Elements of a Patent.

  • Novel: The invention must be new, not previously known or used.
  • Non-obvious: The invention should not be obvious to someone skilled in the relevant field.
  • Utility: The invention must have a practical or useful application.
AI and Patents.

A recent groundbreaking case is challenging the way we define IP ownership, especially regarding artificial intelligence. The case is Thaler v. Vidal and its central issue is whether a non-human, computer-generated creator of an invention can own the patent in that invention. Professor Stephen Thaler, a Missouri-based inventor and Artificial Intelligence researcher, has become the catalyst for opening up the conversation. There have been many scholarly articles written about this case. His effort to get U.S. courts, the United States Patent and Trademark Office (USPTO), and the United States Copyright Office to allow an artificially intelligent (AI) creator to own intellectual property as so far met with a resounding NO!  With the filing of a number of lawsuits in the European Union, Australia, and the United States, he contends that content created by his AI system, DABUS, should be deemed the inventor of its computer-generated inventions. DABUS stands for “Device for the Autonomous Bootstrapping of Unified Sentience.”  

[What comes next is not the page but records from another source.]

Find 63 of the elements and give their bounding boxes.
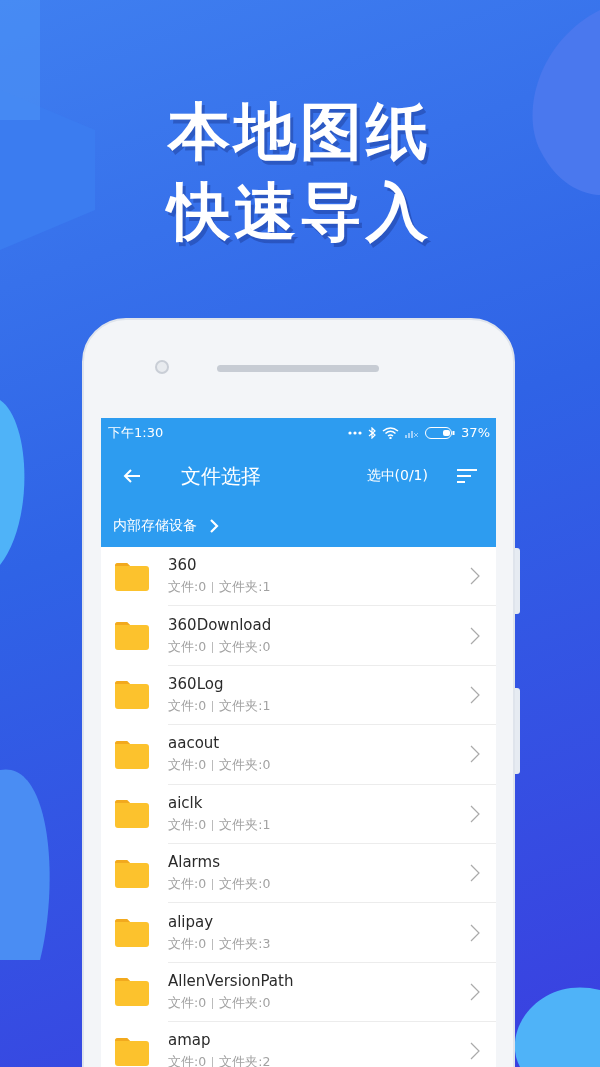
folder-count: 文件夹:1 bbox=[219, 816, 271, 834]
sort-icon[interactable] bbox=[456, 467, 478, 485]
chevron-icon bbox=[470, 923, 480, 942]
chevron-icon bbox=[470, 626, 480, 645]
folder-icon bbox=[115, 859, 149, 888]
chevron-icon bbox=[470, 804, 480, 823]
battery-icon bbox=[425, 426, 456, 439]
file-count: 文件:0 bbox=[168, 935, 207, 953]
folder-row[interactable]: 360 文件:0 文件夹:1 bbox=[101, 547, 496, 607]
folder-icon bbox=[115, 622, 149, 651]
folder-icon bbox=[115, 800, 149, 829]
folder-icon bbox=[115, 681, 149, 710]
folder-icon bbox=[115, 919, 149, 948]
folder-count: 文件夹:1 bbox=[219, 579, 271, 597]
camera-icon bbox=[155, 360, 169, 374]
folder-name: 360Log bbox=[168, 674, 225, 693]
selection-count: 选中(0/1) bbox=[366, 467, 428, 485]
file-count: 文件:0 bbox=[168, 697, 207, 715]
folder-count: 文件夹:0 bbox=[219, 876, 271, 894]
chevron-icon bbox=[470, 1042, 480, 1061]
file-count: 文件:0 bbox=[168, 816, 207, 834]
folder-row[interactable]: alipay 文件:0 文件夹:3 bbox=[101, 903, 496, 963]
file-count: 文件:0 bbox=[168, 876, 207, 894]
folder-count: 文件夹:0 bbox=[219, 757, 271, 775]
folder-row[interactable]: Alarms 文件:0 文件夹:0 bbox=[101, 843, 496, 904]
status-time: 下午1:30 bbox=[108, 423, 164, 442]
folder-count: 文件夹:3 bbox=[219, 935, 271, 953]
folder-count: 文件夹:0 bbox=[219, 638, 271, 656]
folder-icon bbox=[115, 1037, 149, 1066]
folder-name: Alarms bbox=[168, 853, 221, 872]
folder-name: 360Download bbox=[168, 615, 273, 634]
folder-count: 文件夹:1 bbox=[219, 697, 271, 715]
folder-name: 360 bbox=[168, 556, 198, 575]
folder-row[interactable]: 360Download 文件:0 文件夹:0 bbox=[101, 606, 496, 666]
folder-row[interactable]: aiclk 文件:0 文件夹:1 bbox=[101, 784, 496, 844]
folder-icon bbox=[115, 562, 149, 591]
folder-name: amap bbox=[168, 1031, 212, 1050]
bluetooth-icon bbox=[368, 426, 377, 439]
folder-icon bbox=[115, 740, 149, 769]
screen-title: 文件选择 bbox=[181, 462, 262, 490]
file-count: 文件:0 bbox=[168, 638, 207, 656]
chevron-icon bbox=[470, 982, 480, 1001]
headline: 本地图纸 bbox=[168, 94, 432, 170]
folder-name: alipay bbox=[168, 912, 215, 931]
folder-name: aacout bbox=[168, 734, 221, 753]
file-count: 文件:0 bbox=[168, 994, 207, 1012]
wifi-icon bbox=[382, 426, 400, 439]
folder-count: 文件夹:0 bbox=[219, 994, 271, 1012]
chevron-icon bbox=[470, 567, 480, 586]
dots-icon bbox=[348, 429, 363, 436]
chevron-icon bbox=[470, 685, 480, 704]
folder-icon bbox=[115, 978, 149, 1007]
folder-row[interactable]: 360Log 文件:0 文件夹:1 bbox=[101, 665, 496, 726]
folder-row[interactable]: AllenVersionPath 文件:0 文件夹:0 bbox=[101, 962, 496, 1023]
folder-name: aiclk bbox=[168, 793, 204, 812]
file-count: 文件:0 bbox=[168, 579, 207, 597]
folder-name: AllenVersionPath bbox=[168, 971, 295, 990]
file-count: 文件:0 bbox=[168, 757, 207, 775]
chevron-icon bbox=[209, 519, 219, 533]
battery-percent: 37% bbox=[461, 425, 490, 440]
folder-row[interactable]: aacout 文件:0 文件夹:0 bbox=[101, 725, 496, 785]
chevron-icon bbox=[470, 864, 480, 883]
chevron-icon bbox=[470, 745, 480, 764]
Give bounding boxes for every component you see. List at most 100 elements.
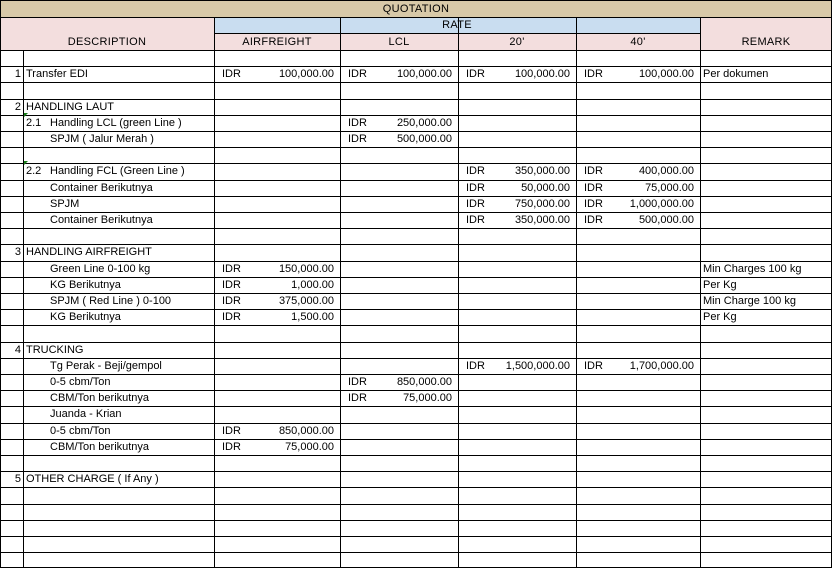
column-header-airfreight: AIRFREIGHT <box>242 36 312 48</box>
rate-amount: 500,000.00 <box>638 214 694 226</box>
rate-amount: 50,000.00 <box>521 182 570 194</box>
row-description: Tg Perak - Beji/gempol <box>50 360 162 372</box>
rate-amount: 100,000.00 <box>278 68 334 80</box>
row-description: Green Line 0-100 kg <box>50 263 151 275</box>
column-header-40ft: 40' <box>630 36 646 48</box>
rate-amount: 1,700,000.00 <box>629 360 694 372</box>
rate-currency: IDR <box>222 263 241 275</box>
rate-amount: 1,000.00 <box>291 279 334 291</box>
row-description: OTHER CHARGE ( If Any ) <box>26 473 159 485</box>
row-remark: Min Charge 100 kg <box>703 295 796 307</box>
comment-marker-icon <box>24 113 28 117</box>
column-header-remark: REMARK <box>741 36 791 48</box>
rate-currency: IDR <box>466 182 485 194</box>
rate-currency: IDR <box>222 295 241 307</box>
rate-currency: IDR <box>584 68 603 80</box>
rate-amount: 75,000.00 <box>403 392 452 404</box>
rate-amount: 850,000.00 <box>396 376 452 388</box>
grid-hline <box>0 455 832 456</box>
rate-currency: IDR <box>222 441 241 453</box>
quotation-sheet: QUOTATION RATE DESCRIPTION AIRFREIGHT LC… <box>0 0 832 568</box>
rate-currency: IDR <box>348 376 367 388</box>
rate-amount: 100,000.00 <box>396 68 452 80</box>
row-description: CBM/Ton berikutnya <box>50 441 150 453</box>
column-header-20ft: 20' <box>509 36 525 48</box>
row-number: 5 <box>14 473 21 485</box>
row-number: 3 <box>14 246 21 258</box>
row-description: SPJM ( Red Line ) 0-100 <box>50 295 172 307</box>
row-number: 1 <box>14 68 21 80</box>
row-number: 4 <box>14 344 21 356</box>
rate-amount: 1,000,000.00 <box>629 198 694 210</box>
row-description: Container Berikutnya <box>50 214 153 226</box>
rate-amount: 750,000.00 <box>514 198 570 210</box>
grid-hline <box>0 552 832 553</box>
row-description: KG Berikutnya <box>50 311 121 323</box>
row-description: Container Berikutnya <box>50 182 153 194</box>
rate-currency: IDR <box>348 133 367 145</box>
rate-currency: IDR <box>222 425 241 437</box>
row-description: Handling LCL (green Line ) <box>50 117 182 129</box>
row-remark: Per dokumen <box>703 68 769 80</box>
grid-hline <box>0 487 832 488</box>
rate-currency: IDR <box>348 68 367 80</box>
grid-hline <box>0 147 832 148</box>
row-description: HANDLING LAUT <box>26 101 115 113</box>
rate-currency: IDR <box>466 198 485 210</box>
rate-amount: 350,000.00 <box>514 214 570 226</box>
row-remark: Per Kg <box>703 311 737 323</box>
row-code: 2.2 <box>26 165 42 177</box>
rate-currency: IDR <box>584 165 603 177</box>
row-description: 0-5 cbm/Ton <box>50 376 111 388</box>
rate-currency: IDR <box>584 360 603 372</box>
row-description: TRUCKING <box>26 344 84 356</box>
comment-marker-icon <box>24 161 28 165</box>
rate-amount: 400,000.00 <box>638 165 694 177</box>
rate-currency: IDR <box>348 392 367 404</box>
grid-hline <box>0 17 832 18</box>
rate-currency: IDR <box>222 311 241 323</box>
row-description: 0-5 cbm/Ton <box>50 425 111 437</box>
grid-hline <box>0 228 832 229</box>
row-description: SPJM <box>50 198 80 210</box>
rate-header: RATE <box>442 19 472 31</box>
rate-amount: 100,000.00 <box>514 68 570 80</box>
rate-amount: 1,500.00 <box>291 311 334 323</box>
row-description: CBM/Ton berikutnya <box>50 392 150 404</box>
row-remark: Min Charges 100 kg <box>703 263 802 275</box>
column-header-lcl: LCL <box>388 36 410 48</box>
row-description: Juanda - Krian <box>50 408 122 420</box>
row-remark: Per Kg <box>703 279 737 291</box>
grid-hline <box>214 33 700 34</box>
rate-currency: IDR <box>466 214 485 226</box>
grid-hline <box>0 50 832 51</box>
row-description: Transfer EDI <box>26 68 88 80</box>
rate-amount: 375,000.00 <box>278 295 334 307</box>
grid-hline <box>0 325 832 326</box>
rate-amount: 100,000.00 <box>638 68 694 80</box>
grid-hline <box>0 82 832 83</box>
rate-currency: IDR <box>584 198 603 210</box>
rate-currency: IDR <box>466 165 485 177</box>
row-description: Handling FCL (Green Line ) <box>50 165 185 177</box>
row-description: KG Berikutnya <box>50 279 121 291</box>
rate-currency: IDR <box>348 117 367 129</box>
rate-currency: IDR <box>222 68 241 80</box>
grid-hline <box>0 536 832 537</box>
row-code: 2.1 <box>26 117 42 129</box>
rate-amount: 75,000.00 <box>285 441 334 453</box>
rate-amount: 1,500,000.00 <box>505 360 570 372</box>
row-description: SPJM ( Jalur Merah ) <box>50 133 154 145</box>
rate-amount: 850,000.00 <box>278 425 334 437</box>
rate-currency: IDR <box>584 214 603 226</box>
rate-currency: IDR <box>466 360 485 372</box>
rate-currency: IDR <box>584 182 603 194</box>
rate-currency: IDR <box>466 68 485 80</box>
grid-hline <box>0 520 832 521</box>
column-header-description: DESCRIPTION <box>67 36 147 48</box>
rate-amount: 75,000.00 <box>645 182 694 194</box>
row-number: 2 <box>14 101 21 113</box>
quotation-title: QUOTATION <box>382 3 450 15</box>
rate-amount: 250,000.00 <box>396 117 452 129</box>
grid-hline <box>0 0 832 1</box>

Last April, the U.S. Supreme Court declined to grant certiorari to hear Professor Thaler’s challenge to the USPTO’s refusal to issue patents that Professor Thaler’s AI system created. As it currently stands, the law provides that copyrightable content and patentable inventions can only be deemed created by human beings, not computer-generated inventors. For that reason, Professor Thaler’s AI system, Dabus, could not be considered the creator of any invention. 

What Does This Mean for Future AI Related Patents?

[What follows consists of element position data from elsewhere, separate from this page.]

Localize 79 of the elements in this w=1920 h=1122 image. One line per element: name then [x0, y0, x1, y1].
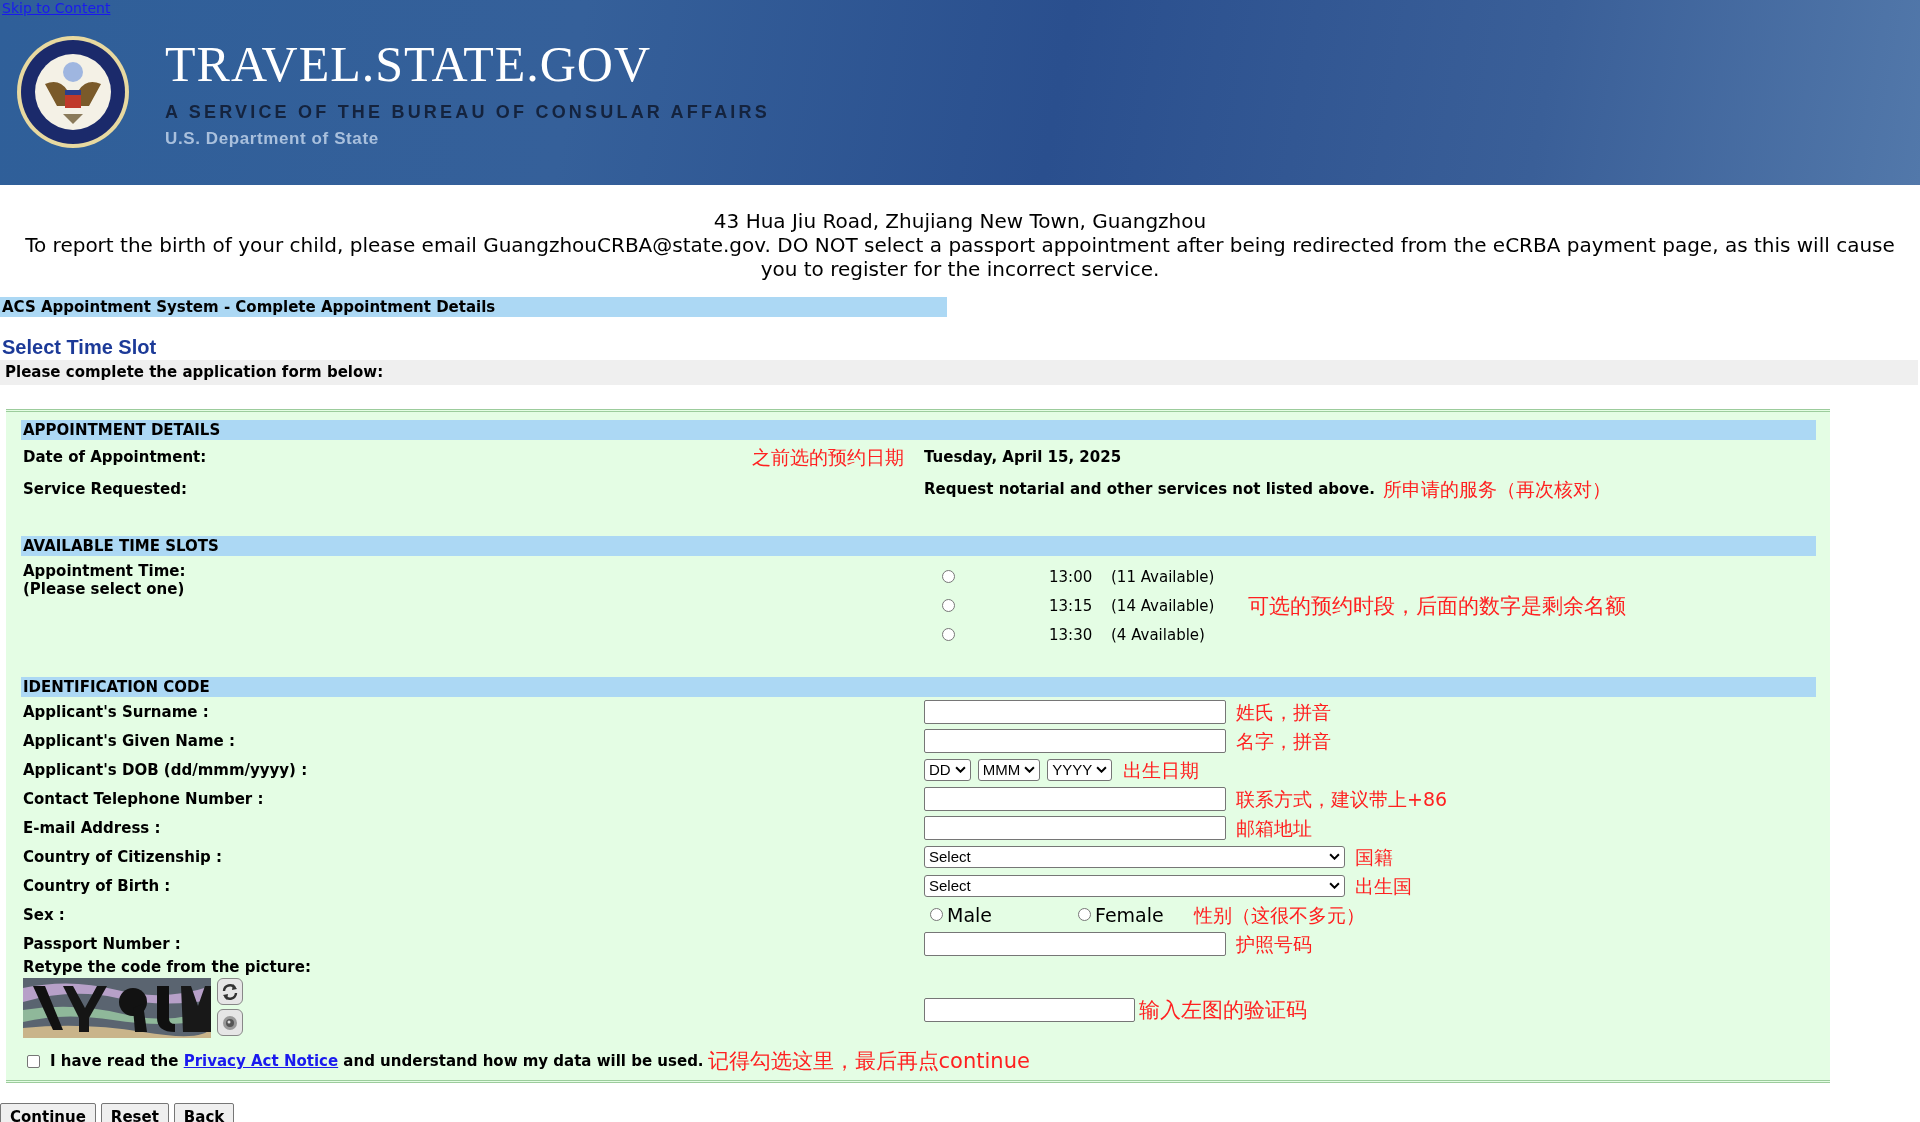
chevron-icon	[1096, 766, 1108, 773]
field-label: Passport Number :	[23, 934, 181, 953]
slot-time: 13:00	[1049, 567, 1094, 586]
instructions-bar: Please complete the application form below:	[0, 360, 1918, 385]
form-button[interactable]: Continue	[0, 1103, 96, 1122]
captcha-input-field[interactable]	[924, 998, 1135, 1022]
chevron-icon	[1024, 766, 1036, 773]
annotation-note: 名字，拼音	[1236, 728, 1331, 753]
site-tagline: A SERVICE OF THE BUREAU OF CONSULAR AFFAIRS	[165, 102, 770, 123]
option-label: Male	[947, 903, 992, 926]
field-value: Request notarial and other services not listed above.	[924, 480, 1375, 498]
input-field[interactable]	[924, 931, 1226, 956]
field-label: Country of Citizenship :	[23, 847, 223, 866]
form-button[interactable]: Reset	[100, 1103, 169, 1122]
field-value: Tuesday, April 15, 2025	[924, 448, 1122, 466]
chevron-icon	[1329, 882, 1340, 889]
field-label: Sex :	[23, 905, 65, 924]
annotation-note: 记得勾选这里，最后再点continue	[707, 1049, 1030, 1073]
dropdown[interactable]: DD	[924, 758, 971, 781]
radio-button[interactable]	[942, 570, 955, 583]
radio-button[interactable]	[1078, 908, 1091, 921]
slot-availability: (4 Available)	[1111, 625, 1205, 644]
consent-statement: I have read the Privacy Act Notice and understand how my data will be used.	[50, 1052, 704, 1070]
chevron-icon	[954, 766, 966, 773]
annotation-note: 护照号码	[1236, 931, 1312, 956]
field-label: Contact Telephone Number :	[23, 789, 264, 808]
annotation-note: 出生国	[1355, 873, 1412, 898]
refresh-icon[interactable]	[217, 978, 243, 1005]
annotation-note: 国籍	[1355, 844, 1393, 869]
radio-button[interactable]	[930, 908, 943, 921]
field-label: Appointment Time:	[23, 562, 186, 580]
field-label: Country of Birth :	[23, 876, 171, 895]
slot-time: 13:15	[1049, 596, 1094, 615]
input-field[interactable]	[924, 815, 1226, 840]
dropdown[interactable]: YYYY	[1047, 758, 1113, 781]
checkbox[interactable]	[27, 1054, 40, 1068]
page-heading: Select Time Slot	[1, 335, 158, 359]
input-field[interactable]	[924, 786, 1226, 811]
input-field[interactable]	[924, 728, 1226, 753]
field-label: E-mail Address :	[23, 818, 161, 837]
annotation-note: 邮箱地址	[1236, 815, 1312, 840]
section-heading: IDENTIFICATION CODE	[21, 677, 1816, 697]
slot-availability: (11 Available)	[1111, 567, 1215, 586]
field-label: Applicant's Given Name :	[23, 731, 235, 750]
section-heading: APPOINTMENT DETAILS	[21, 420, 1816, 440]
dropdown[interactable]: Select	[924, 845, 1345, 868]
consulate-address: 43 Hua Jiu Road, Zhujiang New Town, Guangzhou	[712, 209, 1208, 233]
annotation-note: 联系方式，建议带上+86	[1236, 786, 1448, 811]
speaker-icon[interactable]	[217, 1009, 243, 1036]
annotation-note: 姓氏，拼音	[1236, 699, 1331, 724]
annotation-note: 之前选的预约日期	[752, 445, 904, 469]
dropdown[interactable]: MMM	[977, 758, 1041, 781]
field-label: Applicant's DOB (dd/mmm/yyyy) :	[23, 760, 308, 779]
annotation-note: 输入左图的验证码	[1139, 998, 1307, 1022]
option-label: Female	[1095, 903, 1164, 926]
input-field[interactable]	[924, 699, 1226, 724]
field-hint: (Please select one)	[23, 580, 185, 598]
slot-availability: (14 Available)	[1111, 596, 1215, 615]
field-label: Service Requested:	[23, 480, 187, 498]
privacy-notice-link[interactable]: Privacy Act Notice	[183, 1052, 339, 1070]
site-title: TRAVEL.STATE.GOV	[165, 36, 653, 92]
dropdown[interactable]: Select	[924, 874, 1345, 897]
annotation-note: 出生日期	[1123, 757, 1200, 782]
system-title-bar: ACS Appointment System - Complete Appointment Details	[0, 297, 947, 317]
chevron-icon	[1329, 853, 1340, 860]
radio-button[interactable]	[942, 628, 955, 641]
annotation-note: 性别（这很不多元）	[1194, 902, 1365, 927]
notice-message: To report the birth of your child, please email GuangzhouCRBA@state.gov. DO NOT select a passport appointment after being redirected from the eCRBA payment page, as this will cause you to register for the incorrect service.	[24, 233, 1896, 281]
field-label: Applicant's Surname :	[23, 702, 209, 721]
radio-button[interactable]	[942, 599, 955, 612]
seal-icon	[15, 34, 131, 150]
department-name: U.S. Department of State	[165, 129, 380, 149]
form-button[interactable]: Back	[173, 1103, 235, 1122]
slot-time: 13:30	[1049, 625, 1094, 644]
field-label: Retype the code from the picture:	[23, 958, 311, 976]
section-heading: AVAILABLE TIME SLOTS	[21, 536, 1816, 556]
annotation-note: 可选的预约时段，后面的数字是剩余名额	[1248, 593, 1627, 618]
annotation-note: 所申请的服务（再次核对）	[1383, 477, 1611, 501]
field-label: Date of Appointment:	[23, 448, 207, 466]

It means that until the high court agrees to address the issue or Congress agrees to create a statutory remedy, the current law stands. That only a natural person can be the creator of an invention. The outcome of this case has significant implications. It means lower federal court rulings stand. This decision reaffirms the traditional view that intellectual property creation is a human-centric activity. The ruling emphasizes that, as of now, AI cannot hold patents because it cannot legally be an inventor.

Impact on Human Inventors.

For human inventors, this ruling offers good news. First it means a human creativity and ingenuity remain at the forefront of patentable inventions. In a new examination guide recently published by the USPTO, the government clarifies when a patent can be granted for an AI generated invention.  The USPTO provides while an AI tool cannot, itself own an invention, AI assisted inventions created by human hands can be protected by a patent.

What is the Take Away?

While AI cannot be the sole owner of an invention, AI can assist in the creation of an invention and potentially be eligible for patent protection.